新たな戦力強化のために仲間に玉面魔王を迎え入れに来た。
だが、しかしそこには?
俺は蚩尤
俺は玉面魔王の配下の亜蜘蛛に襲われた。
俺達は何とか逃げる事に成功するも、仲間達は皆バラバラになってしまった。
残ったのは俺と氷狼、炎狼の兄弟のみ。
「どうしますよ?このままじゃ全滅ですぜ?」
「やはり一端退いて本隊を呼んだ方が?」
「無理だな…」
「何故ですか?」
「城に強力な結解が張られてる。
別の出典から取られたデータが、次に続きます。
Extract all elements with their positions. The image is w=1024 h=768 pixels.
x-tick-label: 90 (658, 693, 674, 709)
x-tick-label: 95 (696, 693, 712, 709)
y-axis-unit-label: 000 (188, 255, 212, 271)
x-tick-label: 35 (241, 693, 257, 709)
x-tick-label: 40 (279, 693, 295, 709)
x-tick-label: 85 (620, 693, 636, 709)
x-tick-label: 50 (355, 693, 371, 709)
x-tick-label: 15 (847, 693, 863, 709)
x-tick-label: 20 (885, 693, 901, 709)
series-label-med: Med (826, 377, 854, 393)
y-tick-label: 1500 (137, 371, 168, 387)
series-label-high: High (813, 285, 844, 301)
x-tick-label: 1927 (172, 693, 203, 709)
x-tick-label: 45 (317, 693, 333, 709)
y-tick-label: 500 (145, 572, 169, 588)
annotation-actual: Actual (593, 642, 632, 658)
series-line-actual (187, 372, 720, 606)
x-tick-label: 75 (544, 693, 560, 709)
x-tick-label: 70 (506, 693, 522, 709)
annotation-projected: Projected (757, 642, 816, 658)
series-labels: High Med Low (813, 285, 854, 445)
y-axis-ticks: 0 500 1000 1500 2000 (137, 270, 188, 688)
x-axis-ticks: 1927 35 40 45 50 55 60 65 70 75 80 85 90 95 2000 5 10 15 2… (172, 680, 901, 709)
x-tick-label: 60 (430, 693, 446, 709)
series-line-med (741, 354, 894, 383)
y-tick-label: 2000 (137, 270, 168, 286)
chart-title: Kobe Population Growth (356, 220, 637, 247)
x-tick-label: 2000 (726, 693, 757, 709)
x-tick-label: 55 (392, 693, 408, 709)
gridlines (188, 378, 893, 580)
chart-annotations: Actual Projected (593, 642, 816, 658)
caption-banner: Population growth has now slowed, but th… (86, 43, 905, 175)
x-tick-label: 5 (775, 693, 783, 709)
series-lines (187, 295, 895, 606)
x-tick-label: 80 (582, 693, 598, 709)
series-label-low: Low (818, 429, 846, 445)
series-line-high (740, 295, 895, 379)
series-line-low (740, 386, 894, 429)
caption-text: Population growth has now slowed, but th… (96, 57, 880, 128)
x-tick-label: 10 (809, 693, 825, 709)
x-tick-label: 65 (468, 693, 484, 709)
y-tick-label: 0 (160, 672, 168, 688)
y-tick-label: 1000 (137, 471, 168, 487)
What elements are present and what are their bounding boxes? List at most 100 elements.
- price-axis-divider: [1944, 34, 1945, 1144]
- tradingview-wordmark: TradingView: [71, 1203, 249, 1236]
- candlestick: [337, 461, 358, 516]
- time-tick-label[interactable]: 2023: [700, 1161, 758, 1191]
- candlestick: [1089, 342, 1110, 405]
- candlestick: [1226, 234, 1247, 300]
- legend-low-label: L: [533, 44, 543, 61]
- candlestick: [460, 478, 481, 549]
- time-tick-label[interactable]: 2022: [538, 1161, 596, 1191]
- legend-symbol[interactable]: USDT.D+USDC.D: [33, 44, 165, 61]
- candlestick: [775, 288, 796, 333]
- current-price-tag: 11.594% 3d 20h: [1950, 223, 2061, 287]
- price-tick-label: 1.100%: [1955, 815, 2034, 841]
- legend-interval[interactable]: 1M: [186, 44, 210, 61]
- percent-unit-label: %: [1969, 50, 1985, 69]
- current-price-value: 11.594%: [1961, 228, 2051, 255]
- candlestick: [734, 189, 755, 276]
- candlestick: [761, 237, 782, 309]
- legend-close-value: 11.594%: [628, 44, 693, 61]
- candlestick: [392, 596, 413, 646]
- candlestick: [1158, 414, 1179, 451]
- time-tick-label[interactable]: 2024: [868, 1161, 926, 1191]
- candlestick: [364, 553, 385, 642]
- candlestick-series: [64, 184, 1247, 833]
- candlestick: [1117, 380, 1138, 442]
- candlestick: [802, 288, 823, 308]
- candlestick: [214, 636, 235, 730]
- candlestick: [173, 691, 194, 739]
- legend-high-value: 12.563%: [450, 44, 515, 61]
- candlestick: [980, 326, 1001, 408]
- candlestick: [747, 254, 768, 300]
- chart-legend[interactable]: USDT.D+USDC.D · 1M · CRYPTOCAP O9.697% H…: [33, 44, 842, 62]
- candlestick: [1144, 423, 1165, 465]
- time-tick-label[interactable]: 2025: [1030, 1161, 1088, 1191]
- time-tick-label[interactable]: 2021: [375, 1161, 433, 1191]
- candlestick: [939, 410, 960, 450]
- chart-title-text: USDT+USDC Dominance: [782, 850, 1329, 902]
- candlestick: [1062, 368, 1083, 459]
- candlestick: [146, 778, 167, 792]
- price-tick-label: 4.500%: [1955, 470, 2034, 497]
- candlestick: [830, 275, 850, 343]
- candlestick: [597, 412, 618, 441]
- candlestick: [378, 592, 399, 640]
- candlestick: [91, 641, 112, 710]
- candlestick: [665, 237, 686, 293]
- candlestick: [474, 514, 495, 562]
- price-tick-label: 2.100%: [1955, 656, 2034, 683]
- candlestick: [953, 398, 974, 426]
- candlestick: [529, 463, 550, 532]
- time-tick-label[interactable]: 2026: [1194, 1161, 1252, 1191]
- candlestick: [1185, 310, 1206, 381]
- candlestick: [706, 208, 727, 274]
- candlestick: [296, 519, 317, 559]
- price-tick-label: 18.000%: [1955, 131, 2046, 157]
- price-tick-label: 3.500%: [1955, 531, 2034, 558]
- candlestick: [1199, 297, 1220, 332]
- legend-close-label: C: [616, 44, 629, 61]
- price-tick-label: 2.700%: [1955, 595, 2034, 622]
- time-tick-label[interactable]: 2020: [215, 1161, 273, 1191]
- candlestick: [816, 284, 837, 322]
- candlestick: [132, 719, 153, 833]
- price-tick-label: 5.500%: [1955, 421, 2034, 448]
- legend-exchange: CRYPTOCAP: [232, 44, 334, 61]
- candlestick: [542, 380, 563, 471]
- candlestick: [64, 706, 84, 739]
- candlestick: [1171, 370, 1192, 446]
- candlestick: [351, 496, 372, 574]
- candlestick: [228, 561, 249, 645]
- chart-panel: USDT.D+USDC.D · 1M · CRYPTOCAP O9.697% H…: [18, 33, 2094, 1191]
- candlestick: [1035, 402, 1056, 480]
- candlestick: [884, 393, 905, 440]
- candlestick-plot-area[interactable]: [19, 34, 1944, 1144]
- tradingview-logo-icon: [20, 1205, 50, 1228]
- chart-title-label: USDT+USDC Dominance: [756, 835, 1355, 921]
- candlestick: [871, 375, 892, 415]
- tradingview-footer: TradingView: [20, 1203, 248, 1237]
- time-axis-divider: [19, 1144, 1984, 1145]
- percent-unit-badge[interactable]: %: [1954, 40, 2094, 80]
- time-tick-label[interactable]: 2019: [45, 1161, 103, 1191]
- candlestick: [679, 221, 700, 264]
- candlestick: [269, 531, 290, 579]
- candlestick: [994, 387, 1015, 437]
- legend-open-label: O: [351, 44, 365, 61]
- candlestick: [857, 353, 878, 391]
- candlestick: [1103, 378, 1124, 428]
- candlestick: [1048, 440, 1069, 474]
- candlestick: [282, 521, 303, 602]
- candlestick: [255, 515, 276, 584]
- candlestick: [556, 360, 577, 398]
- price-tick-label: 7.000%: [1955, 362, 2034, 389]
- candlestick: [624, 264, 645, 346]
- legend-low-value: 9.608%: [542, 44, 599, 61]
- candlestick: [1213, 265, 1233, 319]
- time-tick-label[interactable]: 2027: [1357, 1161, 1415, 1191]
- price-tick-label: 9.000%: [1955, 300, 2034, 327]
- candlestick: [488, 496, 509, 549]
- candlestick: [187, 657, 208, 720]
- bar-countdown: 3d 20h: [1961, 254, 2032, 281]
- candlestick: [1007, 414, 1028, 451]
俺達はもう城から出る事が出来ない」
「何ですと??」
慌てる二人に、俺は冷静に答える。
「直に兄者が来るはずだ!それまでの辛抱だ!」
「マジに来ますかね?もしかしてあの蟻地獄から抜け出させない…」
俺は氷狼の胸ぐらを掴むと、氷狼を黙り混ませた。
「さて、こうなると俺の活躍が期待されますな?」
「はっ?」
「奴達、昆虫妖怪の弱点は炎なんすよ?」
「何を言っているんだ?お前の炎はあの蜘蛛女の糸で消されただろ?」
「ふふふ…それは奴が蜘蛛の糸に妖気を染み込ませているからですぜ。ただの炎は妖気を籠めた奴の糸では無力だった。しかし!」
「しかし?」
「俺は実験的に炎に妖気を籠めた炎と籠めない炎を分けて噛ましたんだ。計算通り妖気を籠めた炎は蜘蛛女の糸を焦がしていたぜ」
「つまりお前の炎ならあの蜘蛛女を倒せる訳だな?」
「その通りっす!」
「なら、何故さっき殺らなかった?」
「それは実験に夢中になっていたからに決まっているじゃないですか?」
炎狼の頭を殴ってやった。
「とにかく勝機は見えた!」
俺は氷狼と炎狼を連れて再び城の中を捜索する。
途中、化けナメクジやら化けムカデに襲われたが何とか倒した。
「あの亜蜘蛛って女妖怪以外は雑魚のようだな」
昆虫妖怪は妖怪が昆虫に妖気を籠め、自我をもたせた人工妖怪が主であり、妖怪達の使いとして使われるのだ。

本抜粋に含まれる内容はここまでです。